By: Doug Daniels
Every lifter is in search of the best assistance exercises to help keep those gains coming on the 3 powerlifts. I've found that a great assistance move for the bench is the 'feet off the floor’ variation. Very simply described, this variation is just like the regular bench except that your back is flat with your feet off the ground and above the bench with the ankles crossed.
This variation accomplishes several things. It isolates the upper body by taking away any assistance your legs can provide. In the regular bench, the legs provide extra stability and pushing power to the lift. With this style, your upper body must stabilize and lift the entire weight of the bar. So obviously, you will not be able to use as much weight as you do in the regular bench. This forces your upper body to develop the stabilizing muscles used in the lift to a higher degree. Control of the weight in any lift is half the battle.
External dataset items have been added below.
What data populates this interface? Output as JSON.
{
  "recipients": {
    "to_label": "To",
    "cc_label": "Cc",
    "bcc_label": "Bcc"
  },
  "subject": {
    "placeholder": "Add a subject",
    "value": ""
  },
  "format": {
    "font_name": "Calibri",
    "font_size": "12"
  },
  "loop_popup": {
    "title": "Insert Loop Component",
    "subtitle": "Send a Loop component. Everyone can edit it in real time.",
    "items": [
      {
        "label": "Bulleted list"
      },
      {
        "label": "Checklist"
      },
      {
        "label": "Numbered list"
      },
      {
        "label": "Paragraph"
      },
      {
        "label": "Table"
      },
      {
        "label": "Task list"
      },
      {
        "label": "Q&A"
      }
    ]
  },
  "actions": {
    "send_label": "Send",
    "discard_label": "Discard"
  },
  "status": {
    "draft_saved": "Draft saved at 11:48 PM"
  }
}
Next, this style does not stress the spine like the competitive bench does. Many lifters arch, as they should, to get maximum leverage and reduce the distance the bar must be pressed. Over a period of time, this can really add up on the spine and lumbar discs. Giving your back a break from arching can mean a longer lifting career with less pain and injuries. Also, if you're suffering from a back problem, this variation may enable you to get some productive bench work in the meantime. Check with a health professional first.
This variation also injects some variety into your routine. This is a great move to use as a substitute for the bench in your off season up to about 6 weeks prior a meet. Some lifters who need more or less time to adjust back to competitive style may have to adjust this time frame to fit their needs. It can also be used along with regular benches as a down set or finisher. I don't advise going below 3 reps with this move because of the decreased stability. Use about 30% less weight at first to break into the feel of this variation. The balance will be different and going too hard too fast may cause an injury. Have your spotter be alert and have him inform you if you are pushing crooked or out of the groove. If you bench with your butt off the bench so high you can drive a VW Bug under it, you will notice a big difference in the weight you can use safely. Keeping your back flat and your feet off the floor allows for maximum strictness. Don't swing your legs to gain extra leverage or you'll defeat the purpose of the move. This will also give you a better indication of your true benching power, especially if you cheat a lot.
This bench variation allows the same variations that the regular bench does like close grips, wide grips, benches to the neck, etc., so extra variety is available here too. Of course, don't go hog wild and do every type of variation you can think of. Remember, quality, not quantity. Give the ‘feet off the floor’ bench presses a try in the off season.